Langit kelabu mendominasi pemandangan di balik jendela dapur pagi itu. Aku yakin, tinggal menunggu waktunya saja sampai akhirnya salju turun mengawali musim dingin dan menandai berakhirnya musim gugur.
Beruntung, hari ini adalah hari dimana akhirnya aku bisa sejenak istirahat dari sibuknya pekerjaanku sebagai seorang dokter. Kuhela napas panjang dan sekali lagi mengerling menatap awan putih yang berarak di angkasa. Pandangan mataku berikutnya beredar ke sekitar area dapur dan baru kusadari Bagas baru saja menutup pintu kulkas membawa sebotol susu ke meja makan. Bagas yang sekarang sudah bisa berjalan kembali berkat kaki prostetik yang ia dapatkan sejak sehari pasca operasinya itu pun sempat menatapku sekilas.

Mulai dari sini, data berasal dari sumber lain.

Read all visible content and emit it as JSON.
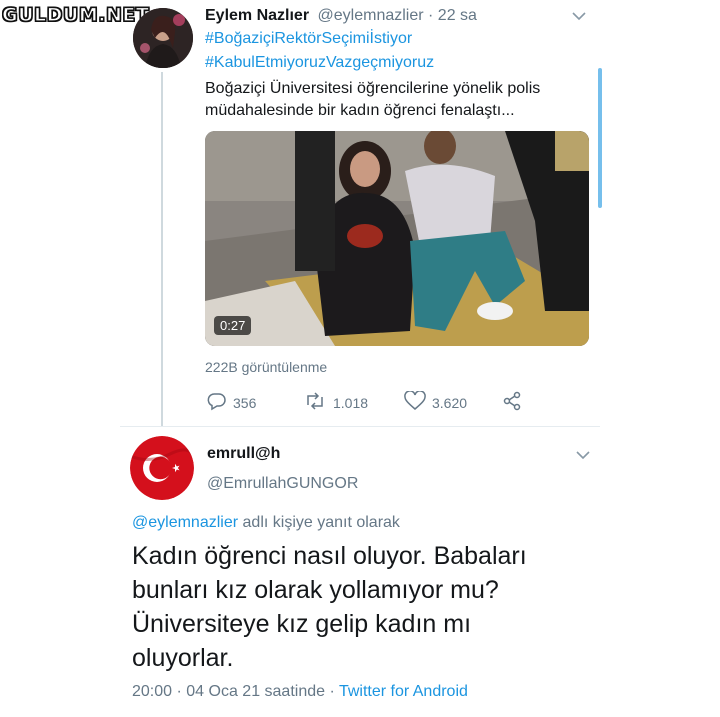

Tak ada kata, hanya semburat senyum simpul dari wajahnya yang menurutku masih sangat dingin, hanya saja tak sedingin sebelumnya.
Meski begitu, Bagas tak pernah sadar betapa gestur sederhana itu mengalirkan perasaan hangat di sekujur tubuhku yang hampir membeku, karena tak terbiasa dengan iklim seperti ini. Dia benar-benar membuatku tak berdaya dan hanya bisa tersipu-sipu dibuatnya.
"Selamat pagi, Rei!" sapa Ibu yang tiba-tiba saja tergesa menuju satu-satunya panci besar yang berada di atas kompor, membuyarkan lamunanku.
"Selamat pagi, Bu," balasku pelan sambil menikmati aroma harum soto ayam yang menguar saat Ibu membuka tutup panci itu. "Wah, soto ayam!"
Ibu tersenyum sambil mengeluarkan potongan besar ayam dari dalam panci itu untuk diletakkan ke wadah lain. "Pagi ini Ibu sengaja bikin soto ayam kesukaannya Medina," katanya, "kamu juga suka soto ayam, Rei?"
"Iya, Bu. Pasti soto ayam buatan Ibu rasanya lezat. Aromanya aja selezat ini!" kataku seraya mengikuti langkah Ibu menuju meja makan.
"Alhamdulillah, ternyata selera kalian nggak jauh berbeda ya! Bagas juga suka soto ayam, makanya kemarin Ibu sempatkan untuk berbelanja ke pecinan sama Medina," jelasnya sambil menyuwir daging ayam yang membuat liurku semakin menetes.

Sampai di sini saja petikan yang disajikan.